When tasked with creating an installation exploring ‘Radical Luxury’, the designer looked to the restorative effects of a walk along the beach, he explains
Throughout history, artists, designers and thinkers have turned to the sea for refuge from the chaos of daily life – from Caspar David Friedrich, whose powerful images of roaring waves have become some of the most famous in art history, to Monet’s comparatively calm dappled depictions of troubled waters. And in contemporary culture, where Instagram, email, and the internet all battle interminably for our attention, the enormity of the natural world provides as effective a relief as any.
“Coming from a seaside town, the sea is something I really miss when I’m in London,” Gareth Pugh explains. “So I’m drawn to places like Brighton – psychologically, the feeling of being on the edge of something is so interesting for me. I’m actually quite afraid of the sea – I’m not sure whether it’s the depth, or that fear of the unknown – but it’s an important part of who I am.” So when Selfridges invited Pugh to create an installation reflecting on the theme of ‘Radical Luxury’ as part of its new exhibition The Flipside, the noisy seascape in his hometown of Sunderland seemed a natural draw.
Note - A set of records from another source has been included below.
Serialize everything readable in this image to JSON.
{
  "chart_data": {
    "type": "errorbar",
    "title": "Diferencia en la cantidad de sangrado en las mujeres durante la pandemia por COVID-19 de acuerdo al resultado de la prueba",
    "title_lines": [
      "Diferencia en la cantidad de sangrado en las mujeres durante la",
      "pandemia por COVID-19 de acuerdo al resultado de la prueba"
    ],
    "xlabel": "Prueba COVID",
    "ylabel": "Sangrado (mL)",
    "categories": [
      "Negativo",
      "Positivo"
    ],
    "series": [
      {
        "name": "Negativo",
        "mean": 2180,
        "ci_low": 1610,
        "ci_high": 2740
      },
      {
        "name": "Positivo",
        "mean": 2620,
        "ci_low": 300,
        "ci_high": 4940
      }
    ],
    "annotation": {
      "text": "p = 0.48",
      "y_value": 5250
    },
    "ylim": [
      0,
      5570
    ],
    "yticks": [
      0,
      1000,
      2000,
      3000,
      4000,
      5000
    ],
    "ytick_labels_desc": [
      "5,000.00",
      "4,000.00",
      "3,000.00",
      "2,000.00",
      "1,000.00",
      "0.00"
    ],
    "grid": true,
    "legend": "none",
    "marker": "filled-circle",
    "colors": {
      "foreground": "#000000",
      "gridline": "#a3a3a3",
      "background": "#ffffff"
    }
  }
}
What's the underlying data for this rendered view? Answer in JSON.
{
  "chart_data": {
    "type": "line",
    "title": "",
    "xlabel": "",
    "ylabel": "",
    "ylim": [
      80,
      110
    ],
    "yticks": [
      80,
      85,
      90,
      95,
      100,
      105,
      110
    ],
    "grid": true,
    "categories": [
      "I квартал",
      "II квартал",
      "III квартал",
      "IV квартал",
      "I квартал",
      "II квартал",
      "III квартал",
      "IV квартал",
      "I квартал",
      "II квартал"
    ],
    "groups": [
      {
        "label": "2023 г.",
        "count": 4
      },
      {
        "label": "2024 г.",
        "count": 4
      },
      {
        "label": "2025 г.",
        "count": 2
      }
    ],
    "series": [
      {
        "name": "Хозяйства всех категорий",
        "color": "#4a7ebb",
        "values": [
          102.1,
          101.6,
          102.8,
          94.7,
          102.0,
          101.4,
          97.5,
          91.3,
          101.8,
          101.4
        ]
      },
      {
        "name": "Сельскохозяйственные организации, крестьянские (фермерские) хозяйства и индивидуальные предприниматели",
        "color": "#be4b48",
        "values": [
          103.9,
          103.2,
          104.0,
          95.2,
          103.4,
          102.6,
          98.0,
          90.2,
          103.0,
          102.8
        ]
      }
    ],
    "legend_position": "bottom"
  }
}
The resulting work – a ten minute-long split-screen film which sees Pugh and his mum slowly walk the whole length of the landscape, is oddly serene; not only because the screens are placed opposite on another in the space, so that you feel as though you’re enveloped in his chosen stormy landscape, all grey-blue sea and sand and sky, but also because it loops on. “We wanted to represent this perfect moment that repeats – it’s a little bit like a time capsule,” Pugh continues. For him, visiting home has a Dorothy-like resonance – that you can click your red heels together three time and find yourself back in a space which is at once familiar and totally recuperative. Though simple, it’s powerfully effective, almost revolutionary in its subversion of traditional ideas about luxury. “The simplicity was necessary to hammer home this idea of clarity and serenity – it’s a meditative thing,” he continues, “and what it is to get a breath of fresh air, or walking down the beach to clear your head. There are so many different noises – it’s important to channel out and really focus on what’s important.”
The soundtrack plays an important role here; though it sounds like a simple, abstract recording of the waves on a quiet day on the coast, it is in fact carefully compiled from white noise. “I have tinnitus in one ear,” says Pugh, “and when I was 15 it was discovered that all the doctors could do was to give me a tiny little speaker that goes underneath my pillow to cancel it out, so that I could sleep. Obviously then all you can hear is the sound of an untuned radio, which is not very conducive to sleep, but I’ve always liked this idea of white noise cancelling out all other noises.” And VOID is nothing if not a call to do just that – to find reflection in the occasional escape from the clamour of everyday life.
The Flipside runs until May 20, 2018 at Selfridges, London.